Kalkofen has pivoted away from the piling-on of Taffer today, saying she wishes people in the bar world would expend as much energy talking about two pieces of legislation that threaten the mezcal industry in Mexico (which you can read more about here).
But that hasn’t stopped others from griping—and for good reason. There’s plenty more wrong with the article to complain about, including Taffer’s advice to tip at the end of the night, not on every drink you order.
“The tipping thing seems a bit odd. If you’re paying cash for drinks every round, then you should tip every time you get cashed out,” says Joaquin Meza of El Rancho Grande in Providence.
As for Taffer’s choice of the cocktail that everyone should know, he’s just as shocked: “The Screwdriver? Really?”
Taffer’s origin story of the Screwdriver seems a bit shaky as well. While certain stories do place its start with American oil workers, they probably weren’t drinking them here in America with any degree of regularity, and definitely not during the 1920s, which, you know, happened to be Prohibition. Renowned spirits writer Dale DeGroff instead traces the popularization of the Screwdriver to the post-World War II years, with a huge marketing push from Smirnoff. Prior to that, vodka wasn’t very well-known or widely available in the States.

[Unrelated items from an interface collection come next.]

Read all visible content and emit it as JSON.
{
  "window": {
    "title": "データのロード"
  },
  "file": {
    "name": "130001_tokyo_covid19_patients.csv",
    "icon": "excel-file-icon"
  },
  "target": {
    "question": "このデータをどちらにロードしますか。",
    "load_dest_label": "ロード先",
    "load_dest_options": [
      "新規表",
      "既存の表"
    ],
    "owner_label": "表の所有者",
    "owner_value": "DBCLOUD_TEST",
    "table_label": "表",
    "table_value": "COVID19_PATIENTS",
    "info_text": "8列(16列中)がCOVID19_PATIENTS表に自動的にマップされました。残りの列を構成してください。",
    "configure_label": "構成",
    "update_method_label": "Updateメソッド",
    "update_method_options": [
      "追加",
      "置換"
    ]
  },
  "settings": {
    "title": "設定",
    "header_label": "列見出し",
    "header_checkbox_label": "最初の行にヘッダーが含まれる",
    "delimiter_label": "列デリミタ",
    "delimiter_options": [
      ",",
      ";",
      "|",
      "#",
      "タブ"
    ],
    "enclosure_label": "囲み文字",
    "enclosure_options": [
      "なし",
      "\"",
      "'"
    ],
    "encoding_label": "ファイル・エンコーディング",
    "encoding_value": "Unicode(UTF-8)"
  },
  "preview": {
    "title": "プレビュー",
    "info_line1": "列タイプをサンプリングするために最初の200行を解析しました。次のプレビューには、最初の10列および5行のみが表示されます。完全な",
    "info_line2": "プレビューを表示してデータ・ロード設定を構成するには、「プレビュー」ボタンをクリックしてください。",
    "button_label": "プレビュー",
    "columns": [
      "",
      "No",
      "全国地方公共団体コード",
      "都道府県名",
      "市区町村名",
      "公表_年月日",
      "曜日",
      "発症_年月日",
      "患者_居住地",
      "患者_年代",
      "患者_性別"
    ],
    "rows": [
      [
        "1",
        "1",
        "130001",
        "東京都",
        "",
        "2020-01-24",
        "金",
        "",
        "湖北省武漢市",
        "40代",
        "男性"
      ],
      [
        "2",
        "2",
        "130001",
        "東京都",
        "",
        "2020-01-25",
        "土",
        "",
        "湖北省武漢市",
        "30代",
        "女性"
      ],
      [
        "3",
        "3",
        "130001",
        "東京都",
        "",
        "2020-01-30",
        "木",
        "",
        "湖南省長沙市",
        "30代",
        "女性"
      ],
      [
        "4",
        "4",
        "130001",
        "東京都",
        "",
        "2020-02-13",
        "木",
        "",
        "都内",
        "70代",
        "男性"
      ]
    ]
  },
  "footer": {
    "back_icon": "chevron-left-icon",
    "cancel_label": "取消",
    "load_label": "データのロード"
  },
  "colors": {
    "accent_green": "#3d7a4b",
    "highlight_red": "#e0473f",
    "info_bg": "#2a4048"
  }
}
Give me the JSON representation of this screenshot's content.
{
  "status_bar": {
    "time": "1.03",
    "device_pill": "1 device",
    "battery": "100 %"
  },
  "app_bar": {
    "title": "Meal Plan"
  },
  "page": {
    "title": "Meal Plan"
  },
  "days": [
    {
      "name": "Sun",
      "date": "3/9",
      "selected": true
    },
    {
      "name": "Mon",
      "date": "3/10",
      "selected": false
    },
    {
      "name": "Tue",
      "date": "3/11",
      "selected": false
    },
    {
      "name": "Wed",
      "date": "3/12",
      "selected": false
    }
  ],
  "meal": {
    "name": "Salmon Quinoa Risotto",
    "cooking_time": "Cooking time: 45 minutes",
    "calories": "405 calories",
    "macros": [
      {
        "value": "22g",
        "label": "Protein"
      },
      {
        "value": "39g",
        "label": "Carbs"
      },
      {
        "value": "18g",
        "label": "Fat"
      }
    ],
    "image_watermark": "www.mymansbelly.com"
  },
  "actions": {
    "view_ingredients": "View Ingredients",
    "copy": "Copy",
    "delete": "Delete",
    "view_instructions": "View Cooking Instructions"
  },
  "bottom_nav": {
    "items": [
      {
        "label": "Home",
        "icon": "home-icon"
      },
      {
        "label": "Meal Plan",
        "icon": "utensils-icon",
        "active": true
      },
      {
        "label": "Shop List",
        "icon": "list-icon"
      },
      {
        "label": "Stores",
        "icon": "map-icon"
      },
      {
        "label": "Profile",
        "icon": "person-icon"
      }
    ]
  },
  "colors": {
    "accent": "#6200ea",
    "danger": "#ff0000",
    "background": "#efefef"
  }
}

Elsewhere, the Old Fashioned was Taffer’s choice for the most underrated cocktail. A fine, renowned cocktail, to be sure, but underrated? That’s like calling The Beatles underrated.
“The Old Fashioned is anything but underrated,” says Heather Dickey-Wells of Bar Truman in New York. “It is the single most revered cocktail of professionals by far. Where the hell is he drinking?”
As for his recipe for the cocktail, while muddling the fruit in an Old Fashioned is something of a disputed technique, it’s certainly fallen out of favor today. “The fruity version of the Old Fashioned [he mentions] seems to [have come] from a TGI Friday’s with a cosmic red cherry,” Meza says. “All these bad examples undermine the work that has been done by amazing people in the cocktail industry in the last 15 years.”
Perhaps the questionable taste shouldn’t be a surprise coming from someone like Taffer, whose preferred cocktail is a Godfather, made with amaretto and Scotch. And yet the weirdness and questionable advice goes on and on. Bartenders should never drink on the job, he says forcefully—a practice that, while differing state by state and bar by bar, is widely regarded as a welcoming bit of hospitality in most contemporary cocktail bars. Further on, he says it’s OK to wave down your bartender, because anyone who doesn’t see you must obviously not be paying attention, a fact that almost every bartender commenting on the story seems to have taken umbrage with.
“The way he openly talked about how you can wave down a bartender gave the impression that anybody who doesn’t see you isn’t paying attention. Give us a little more credit,” Kalkofen says.
“Is it rude to signal a bartender? Absolutely,” Dickey-Wells says. “I dare anyone reading this article to go to a busy Irish pub in Midtown, snap at a bartender, and see how that goes for them. Sure, there are occasions where you’re dealing with novices behind the bar, you’ve been waiting for a long while, and are dying for a second round. But far and wide, you’ve got one man or woman taking care of 20 people trying to get their attention at the same time. They’ve got a system. Wait your turn.”
For all the criticism, there are some, like those cautioning on the Facebook page against overreacting to one guy’s bad opinions, that think it’s all a bit overblown.
“Taffer is alright,” says Al Sotack, a bartender and partner of Jupiter Disco, opening soon in Bushwick. “He’s a product of his era, and the youngest bartenders are disconnected to the bar world of the 80s and 90s. A lot of them never had to learn gross red shots or deal with a big, blustery manager frothing misinformation.”
Is there a teachable moment we can all take from this?
“I don’t know,” says Sotack. “Is this the moment you learned not to be a blowhard? Jon Taffer saying some dumb shit about agave spirits? Maybe. There’s plenty of charlatanism in the bar world—charming sometimes, stupid at others. Taffer isn’t the first by far. If anything, as a human being, you should know talking shit can get you into trouble. That’s a teachable moment, I guess. It applies just as much to a lot of young bartenders who actually know more about mezcal than me.”